For those of us wishing for smooth sailing though examination, it is notable that the four administrative cases described above have in common that the claims were deemed by the hearing officers to be dependent upon data manipulation from which no “technical effect” resulted. If it was not clear from Research Affiliates LLC v Commissioner of Patents  FCAFC 150 and Commissioner of Patents v RPL Central Pty Ltd  FCAFC 177, that simple manipulation of data is not patentable subject matter in Australia, it should be clear now.
So where does that leave software related inventions in Australia? One only needs to look at the large number of multinational software-based companies filing and receiving grants at IP Australia to make the assumption that software is still patentable in Australia:
- In the first four months of 2018 Facebook has filed 13, in 2017 it filed 64 and has 568 total records.
- In the first four months of 2018, Google has filed 16, in 2017 it filed 60 and has 1454 total records.
- In the first four months of 2018, Microsoft has filed 1, in 2017 it filed 16 and has 2295 total records.
- In the first four months of 2018, Amazon has filed 2, in 2017 it filed 25 and has 187 total records.
- In 2017, Intuit filed 10, and has 157 total records.
- In the first four months of 2018, Visa International has filed 10, in 2017 it filed 30 and has 669 total records.
- In the first four months of 2018, Mastercard International has filed 8, in 2017 it filed 14 and has 270 total records.
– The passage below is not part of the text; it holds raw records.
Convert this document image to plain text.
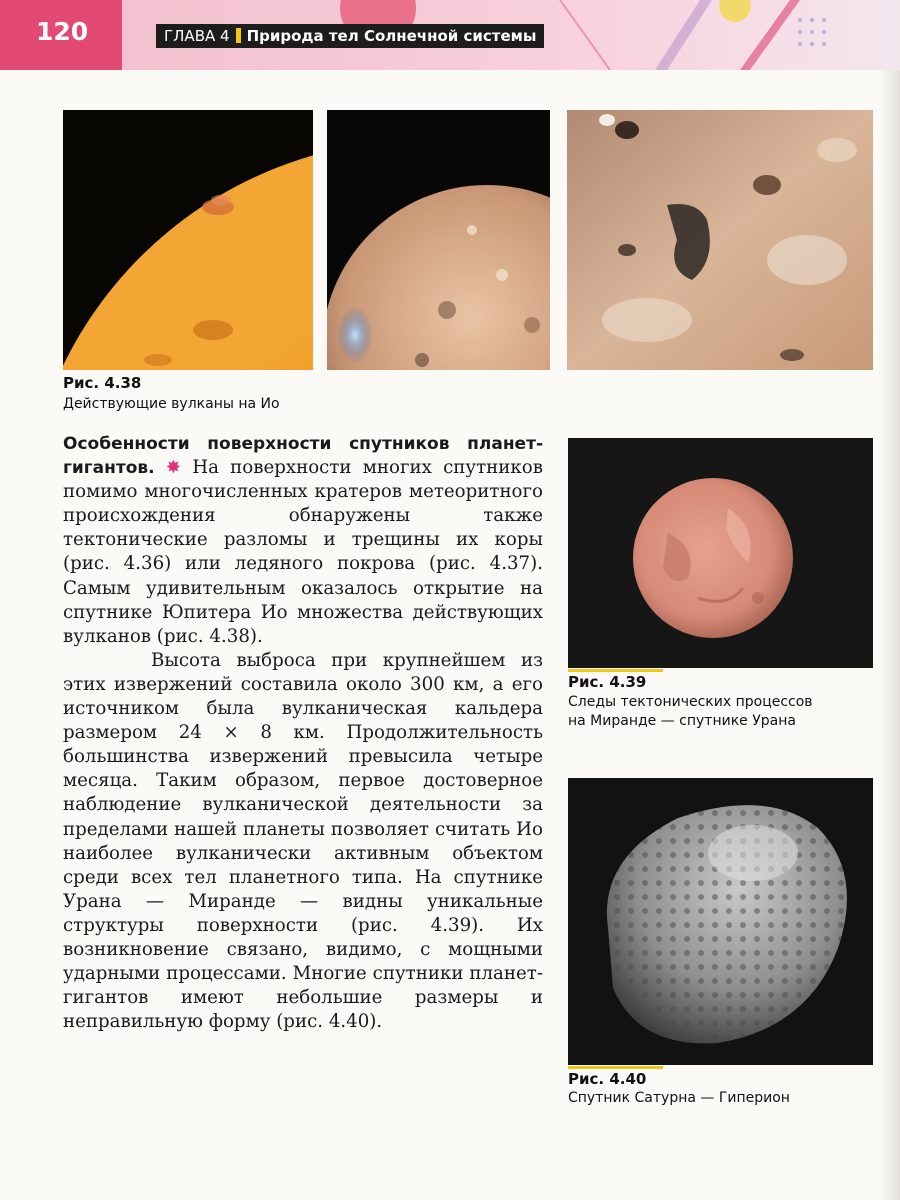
120	ГЛАВА 4 Природа тел Солнечной системы
Рис. 4.38
Действующие вулканы на Ио
Рис. 4.39
Следы тектонических процессов
на Миранде — спутнике Урана
Рис. 4.40
Спутник Сатурна — Гиперион

Особенности поверхности спутников планет-гигантов. ✸ На поверхности многих спутников помимо многочисленных кратеров метеоритного происхождения обнаружены также тектонические разломы и трещины их коры (рис. 4.36) или ледяного покрова (рис. 4.37). Самым удивительным оказалось открытие на спутнике Юпитера Ио множества действующих вулканов (рис. 4.38).

Высота выброса при крупнейшем из этих извержений составила около 300 км, а его источником была вулканическая кальдера размером 24 × 8 км. Продолжительность большинства извержений превысила четыре месяца. Таким образом, первое достоверное наблюдение вулканической деятельности за пределами нашей планеты позволяет считать Ио наиболее вулканически активным объектом среди всех тел планетного типа. На спутнике Урана — Миранде — видны уникальные структуры поверхности (рис. 4.39). Их возникновение связано, видимо, с мощными ударными процессами. Многие спутники планет-гигантов имеют небольшие размеры и неправильную форму (рис. 4.40).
The costs to these companies to file and prosecute Australian patents is not negligible. In the records available online at IP Australia, anyone can see there are patents granted to these companies and therefore it should be clear that software-related inventions are patentable in Australia. Care should be taken to avoid claims that do not have a “technical effect”. Data manipulation will raise flags at IP Australia. But the bottom line is that countless multinational software-based companies are filing many hundreds of patent applications at IP Australia each year, and are receiving grants. Australians can do so as well. Contrary to the hype in the media, software is still well and truly patentable in Australia.